Ester Peña

March 14, 2021

Why I am telling you I had "the surgery"

I did it. 13 months after starting hormone therapy, 14 months after changing my name to Ester and telling the world I'm trans ... and roughly 18 months after wishing my biopsy would come back positive for testicular cancer so I could have them removed without having to admit who I am ... I did it. 

On March 10, 2021, I had an orchiectomy. After a year on hormones, I had proven to myself and multiple doctors that, in fact, I was happier, healthier, and more productive living as a woman, chemicals and all. I got my two letters of referral, my blood tests, my EKG, my COVID test, and ...

I almost backed out. 

I was not afraid of not producing testosterone. I was only marginally afraid of the recovery. 

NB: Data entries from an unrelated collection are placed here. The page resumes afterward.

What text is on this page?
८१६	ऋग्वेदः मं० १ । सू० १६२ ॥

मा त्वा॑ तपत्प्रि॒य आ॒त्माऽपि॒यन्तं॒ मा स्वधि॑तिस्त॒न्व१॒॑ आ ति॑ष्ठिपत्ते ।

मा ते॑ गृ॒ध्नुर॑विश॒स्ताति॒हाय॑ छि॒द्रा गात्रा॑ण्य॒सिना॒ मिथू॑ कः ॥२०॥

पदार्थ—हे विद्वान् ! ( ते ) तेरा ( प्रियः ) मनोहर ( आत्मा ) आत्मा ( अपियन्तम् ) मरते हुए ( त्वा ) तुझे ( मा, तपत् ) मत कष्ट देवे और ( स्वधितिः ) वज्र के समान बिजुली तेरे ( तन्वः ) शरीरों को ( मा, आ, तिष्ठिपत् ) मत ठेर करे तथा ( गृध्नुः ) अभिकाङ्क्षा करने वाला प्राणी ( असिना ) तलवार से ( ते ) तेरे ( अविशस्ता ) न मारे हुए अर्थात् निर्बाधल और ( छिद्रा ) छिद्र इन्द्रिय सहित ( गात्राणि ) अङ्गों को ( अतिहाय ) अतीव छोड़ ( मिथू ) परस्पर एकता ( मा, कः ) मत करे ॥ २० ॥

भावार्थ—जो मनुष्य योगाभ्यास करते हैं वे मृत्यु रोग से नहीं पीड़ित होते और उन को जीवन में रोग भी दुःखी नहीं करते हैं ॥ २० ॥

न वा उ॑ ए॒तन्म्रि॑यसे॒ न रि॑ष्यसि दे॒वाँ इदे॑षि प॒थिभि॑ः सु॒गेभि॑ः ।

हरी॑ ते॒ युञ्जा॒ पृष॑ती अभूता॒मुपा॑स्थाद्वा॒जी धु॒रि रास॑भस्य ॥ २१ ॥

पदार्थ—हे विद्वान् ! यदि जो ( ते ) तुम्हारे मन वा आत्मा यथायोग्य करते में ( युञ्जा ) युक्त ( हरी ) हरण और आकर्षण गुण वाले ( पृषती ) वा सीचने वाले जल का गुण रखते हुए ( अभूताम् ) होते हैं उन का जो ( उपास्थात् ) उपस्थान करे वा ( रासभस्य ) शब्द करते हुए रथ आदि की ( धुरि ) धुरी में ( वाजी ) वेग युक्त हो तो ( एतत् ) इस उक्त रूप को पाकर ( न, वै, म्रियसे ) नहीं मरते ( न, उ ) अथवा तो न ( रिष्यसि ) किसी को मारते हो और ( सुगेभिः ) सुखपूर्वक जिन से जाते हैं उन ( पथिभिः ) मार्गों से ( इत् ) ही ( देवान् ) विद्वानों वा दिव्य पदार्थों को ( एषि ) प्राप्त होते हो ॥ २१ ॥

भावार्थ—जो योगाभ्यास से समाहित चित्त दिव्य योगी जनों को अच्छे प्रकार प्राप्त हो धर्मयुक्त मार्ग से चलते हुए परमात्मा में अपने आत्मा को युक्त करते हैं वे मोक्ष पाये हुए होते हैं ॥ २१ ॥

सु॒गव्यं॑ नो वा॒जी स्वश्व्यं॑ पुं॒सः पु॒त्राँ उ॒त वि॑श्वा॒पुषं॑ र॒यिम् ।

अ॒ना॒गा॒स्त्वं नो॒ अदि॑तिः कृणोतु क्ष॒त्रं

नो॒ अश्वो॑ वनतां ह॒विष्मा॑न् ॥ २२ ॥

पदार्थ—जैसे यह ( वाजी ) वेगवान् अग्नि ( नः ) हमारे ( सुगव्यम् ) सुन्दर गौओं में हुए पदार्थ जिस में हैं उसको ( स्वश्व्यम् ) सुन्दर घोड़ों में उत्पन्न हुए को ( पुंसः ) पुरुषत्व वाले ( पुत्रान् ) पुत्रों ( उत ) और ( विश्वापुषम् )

I was afraid I could never turn back. 

I was afraid that the cultural and legal winds could change, the safety I experience today could disappear, and I would not have the option to hide again. I was afraid in the same way as the first time I came out that, with each step, I was staking a claim I would never relinquish, I would never compromise. Before this, I could change my name back, go off hormones, "repent," as it were, to survive. But after this, that's it. 

But I didn't back out. 

I didn't back out because I don't want to go back. Ever. 

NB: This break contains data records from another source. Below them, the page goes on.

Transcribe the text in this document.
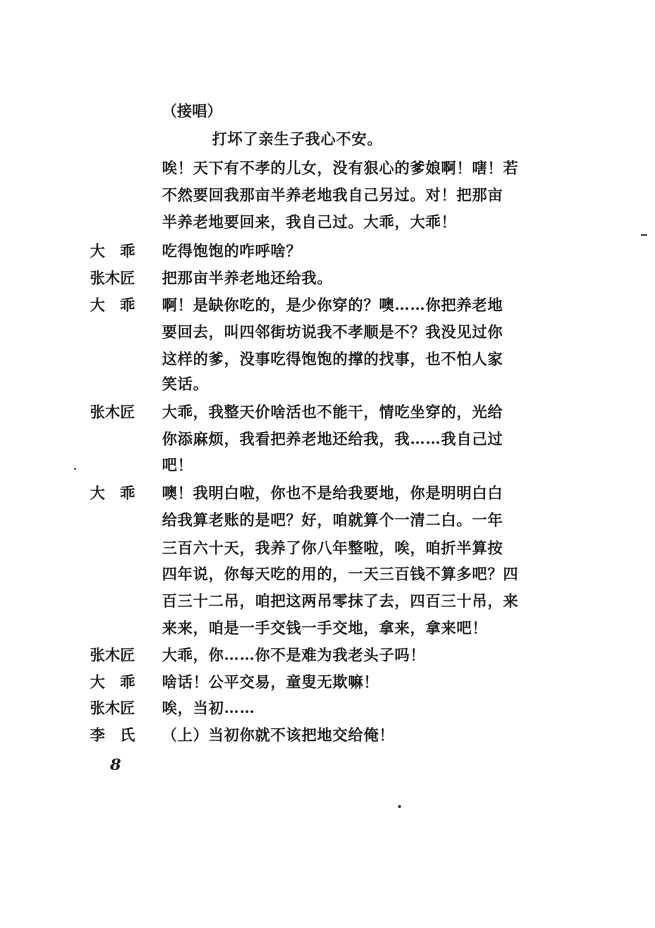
（接唱）
打坏了亲生子我心不安。
唉！天下有不孝的儿女，没有狠心的爹娘啊！嗐！若
不然要回我那亩半养老地我自己另过。对！把那亩
半养老地要回来，我自己过。大乖，大乖！
大　乖 吃得饱饱的咋呼啥？
张木匠 把那亩半养老地还给我。
大　乖 啊！是缺你吃的，是少你穿的？噢……你把养老地
要回去，叫四邻街坊说我不孝顺是不？我没见过你
这样的爹，没事吃得饱饱的撑的找事，也不怕人家
笑话。
张木匠 大乖，我整天价啥活也不能干，情吃坐穿的，光给
你添麻烦，我看把养老地还给我，我……我自己过
吧！
大　乖 噢！我明白啦，你也不是给我要地，你是明明白白
给我算老账的是吧？好，咱就算个一清二白。一年
三百六十天，我养了你八年整啦，唉，咱折半算按
四年说，你每天吃的用的，一天三百钱不算多吧？四
百三十二吊，咱把这两吊零抹了去，四百三十吊，来
来来，咱是一手交钱一手交地，拿来，拿来吧！
张木匠 大乖，你……你不是难为我老头子吗！
大　乖 啥话！公平交易，童叟无欺嘛！
张木匠 唉，当初……
李　氏 （上）当初你就不该把地交给俺！
8
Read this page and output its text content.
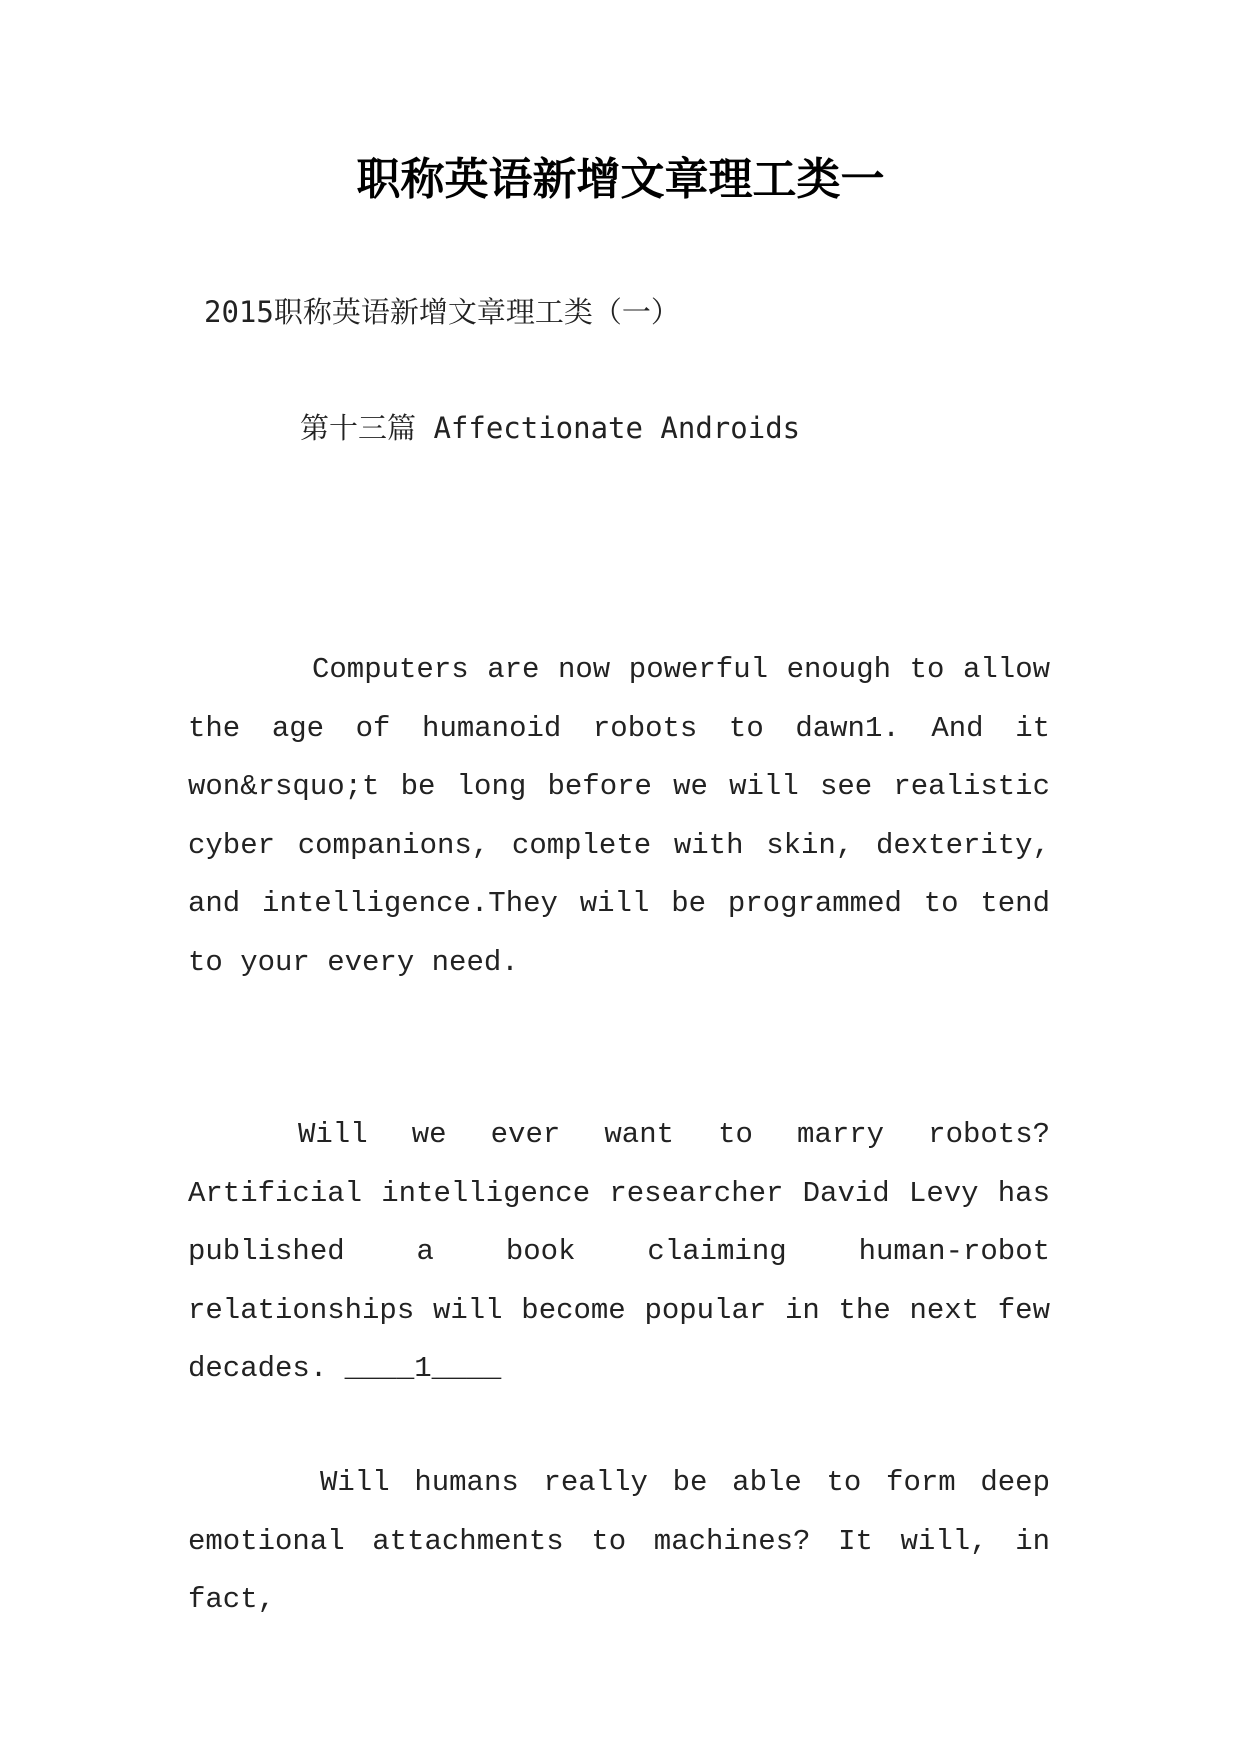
职称英语新增文章理工类一

2015职称英语新增文章理工类（一）

第十三篇 Affectionate Androids

Computers are now powerful enough to allow the age of humanoid robots to dawn1. And it won&rsquo;t be long before we will see realistic cyber companions, complete with skin, dexterity, and intelligence.They will be programmed to tend to your every need.

Will we ever want to marry robots? Artificial intelligence researcher David Levy has published a book claiming human-robot relationships will become popular in the next few decades. ____1____

Will humans really be able to form deep emotional attachments to machines? It will, in fact,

Living authentically has felt like I could see color for the first time, like I'd never felt the warmth of the sunshine before but I had just stepped on the beach ... like a fog dissipated from existence. 

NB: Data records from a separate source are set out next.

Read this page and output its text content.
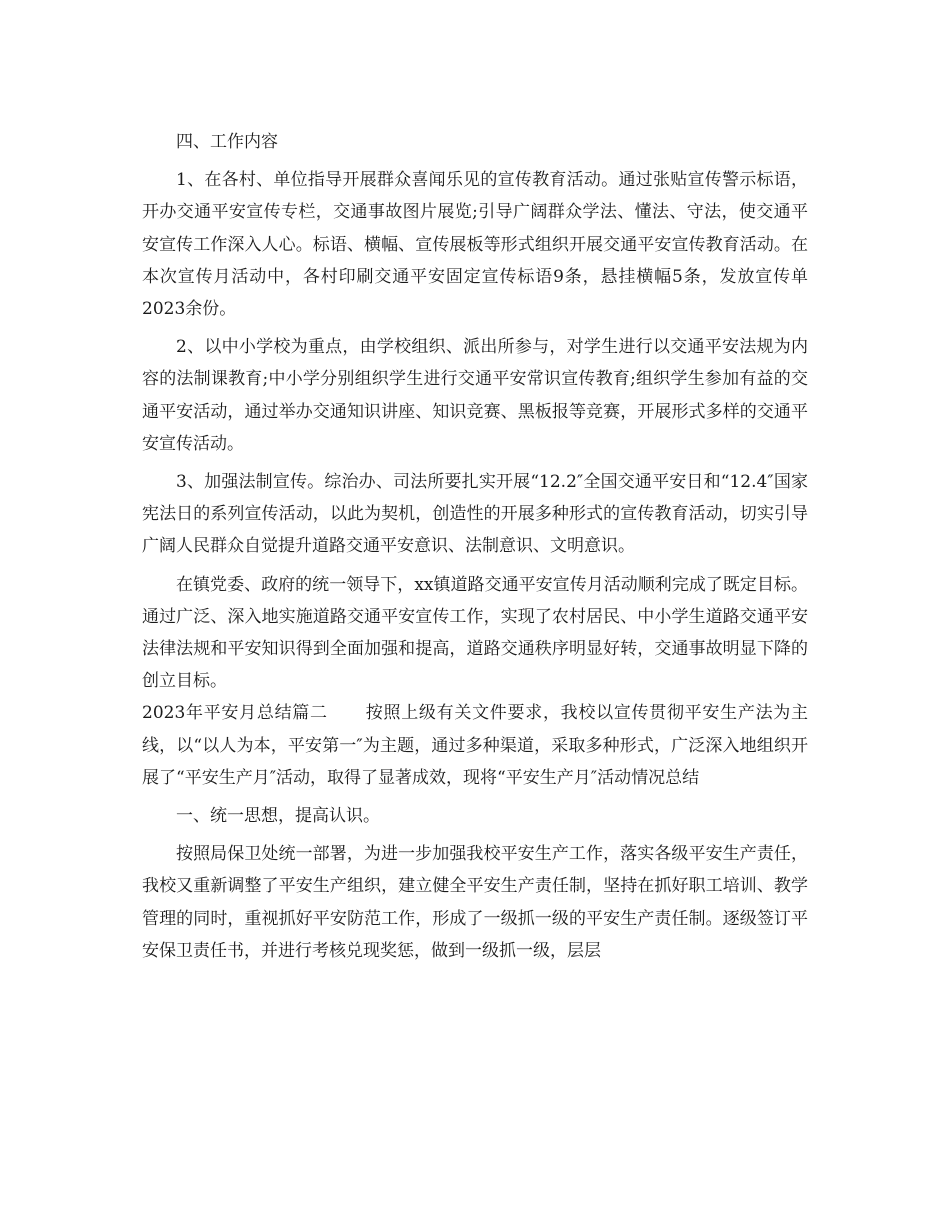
四、工作内容

1、在各村、单位指导开展群众喜闻乐见的宣传教育活动。通过张贴宣传警示标语，开办交通平安宣传专栏，交通事故图片展览;引导广阔群众学法、懂法、守法，使交通平安宣传工作深入人心。标语、横幅、宣传展板等形式组织开展交通平安宣传教育活动。在本次宣传月活动中，各村印刷交通平安固定宣传标语9条，悬挂横幅5条，发放宣传单2023余份。

2、以中小学校为重点，由学校组织、派出所参与，对学生进行以交通平安法规为内容的法制课教育;中小学分别组织学生进行交通平安常识宣传教育;组织学生参加有益的交通平安活动，通过举办交通知识讲座、知识竞赛、黑板报等竞赛，开展形式多样的交通平安宣传活动。

3、加强法制宣传。综治办、司法所要扎实开展“12.2″全国交通平安日和“12.4″国家宪法日的系列宣传活动，以此为契机，创造性的开展多种形式的宣传教育活动，切实引导广阔人民群众自觉提升道路交通平安意识、法制意识、文明意识。

在镇党委、政府的统一领导下，xx镇道路交通平安宣传月活动顺利完成了既定目标。通过广泛、深入地实施道路交通平安宣传工作，实现了农村居民、中小学生道路交通平安法律法规和平安知识得到全面加强和提高，道路交通秩序明显好转，交通事故明显下降的创立目标。

2023年平安月总结篇二 按照上级有关文件要求，我校以宣传贯彻平安生产法为主线，以“以人为本，平安第一″为主题，通过多种渠道，采取多种形式，广泛深入地组织开展了“平安生产月″活动，取得了显著成效，现将“平安生产月″活动情况总结

一、统一思想，提高认识。

按照局保卫处统一部署，为进一步加强我校平安生产工作，落实各级平安生产责任，我校又重新调整了平安生产组织，建立健全平安生产责任制，坚持在抓好职工培训、教学管理的同时，重视抓好平安防范工作，形成了一级抓一级的平安生产责任制。逐级签订平安保卫责任书，并进行考核兑现奖惩，做到一级抓一级，层层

And I'm telling you all of this, I'm telling you that despite all my fears of being ostracized and killed I did it, I had "the surgery," because I want you to understand how trans people in your life feel, how trans people everywhere feel, how visceral this is. 

And I want you to tell someone else. I want my story to reach that trans kid who's never had someone accept them, who's never had someone tell them that you can be trans and loved, that you can get health care, that you can be happy.